7.14 Electronic Communication, Amendment & Assignment
(a) The words in this clause that are defined in the Electronic Transactions Act 1999 (Cth) have the same meaning.
(b) The User can direct notices, enquiries, complaints and so forth to the Company as set out in these Terms of Service. The Company will notify the User of a change of details from time-to-time.
(c) The Company will send the User notices and other correspondence to the details that the User submits to the Company, or that the User notifies the Company of from time-to-time. It is the User’s responsibility to update its contact details as they change.
(d) A consent, notice or communication under these Terms of Service is effective if it is sent as an electronic communication unless required to be physically delivered under law.
(e) Notices must be sent to the parties’ most recent known contact details.
(f) The User may not assign or otherwise create an interest in these Terms of Service.
(g) The Company may assign or otherwise create an interest in its rights under these Terms of Service by giving written notice to the User.
(a) Special Conditions. The parties may agree to any Special Conditions to these Terms of Service in writing.
(b) Prevalence. To the extent these Terms of Service is in conflict with, or inconsistent with, the terms of any Special Conditions made under these Terms of Service, the terms of the Special Conditions shall prevail.
(c) Disclaimer. Each party acknowledges that it has not relied on any representation, warranty or statement made by any other party, other than as set out in these Terms of Service.
(d) Relationship. The relationship of the parties to these Terms of Service does not form a joint venture or partnership.
(e) Waiver. No clause of these Terms of Service will be deemed waived and no breach excused unless such waiver or consent is provided in writing.
(f) Further Assurances. Each party must do anything necessary (including executing agreements and documents) to give full effect to these Terms of Service and the transaction facilitated by it.

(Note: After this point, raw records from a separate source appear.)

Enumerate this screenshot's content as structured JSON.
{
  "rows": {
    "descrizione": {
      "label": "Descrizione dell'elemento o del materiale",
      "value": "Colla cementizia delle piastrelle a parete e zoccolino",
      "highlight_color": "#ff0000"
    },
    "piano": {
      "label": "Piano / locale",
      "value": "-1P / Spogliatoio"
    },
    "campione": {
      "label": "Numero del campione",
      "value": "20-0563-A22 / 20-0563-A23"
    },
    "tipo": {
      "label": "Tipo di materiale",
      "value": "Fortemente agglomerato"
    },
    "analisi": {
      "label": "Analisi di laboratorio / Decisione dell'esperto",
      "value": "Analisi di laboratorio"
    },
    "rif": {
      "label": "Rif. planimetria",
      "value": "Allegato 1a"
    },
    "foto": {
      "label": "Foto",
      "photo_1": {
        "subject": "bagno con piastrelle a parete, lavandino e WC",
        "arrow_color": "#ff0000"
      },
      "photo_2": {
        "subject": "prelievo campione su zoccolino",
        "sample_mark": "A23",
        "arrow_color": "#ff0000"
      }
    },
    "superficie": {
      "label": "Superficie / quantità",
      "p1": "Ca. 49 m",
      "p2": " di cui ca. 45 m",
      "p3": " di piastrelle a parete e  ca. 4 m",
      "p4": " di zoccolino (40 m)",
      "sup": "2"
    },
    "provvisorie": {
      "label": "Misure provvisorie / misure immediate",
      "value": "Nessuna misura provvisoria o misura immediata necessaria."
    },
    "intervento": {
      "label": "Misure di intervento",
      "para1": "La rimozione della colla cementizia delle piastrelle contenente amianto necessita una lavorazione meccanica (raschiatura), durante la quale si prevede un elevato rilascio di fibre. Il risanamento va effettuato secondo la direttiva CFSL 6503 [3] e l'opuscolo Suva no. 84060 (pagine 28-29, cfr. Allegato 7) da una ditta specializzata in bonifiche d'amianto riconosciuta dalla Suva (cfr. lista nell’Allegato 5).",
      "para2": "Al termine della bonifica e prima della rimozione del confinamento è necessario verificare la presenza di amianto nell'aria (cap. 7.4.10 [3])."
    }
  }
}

(g) Governing Law. These Terms of Service is governed by the laws of Queensland, Australia. Each of the parties hereby submits to the non-exclusive jurisdiction of courts with jurisdiction there.
(h) Severability. Any clause of these Terms of Service, which is invalid or unenforceable, is ineffective to the extent of the invalidity or unenforceability without affecting the remaining clauses of these Terms of Service.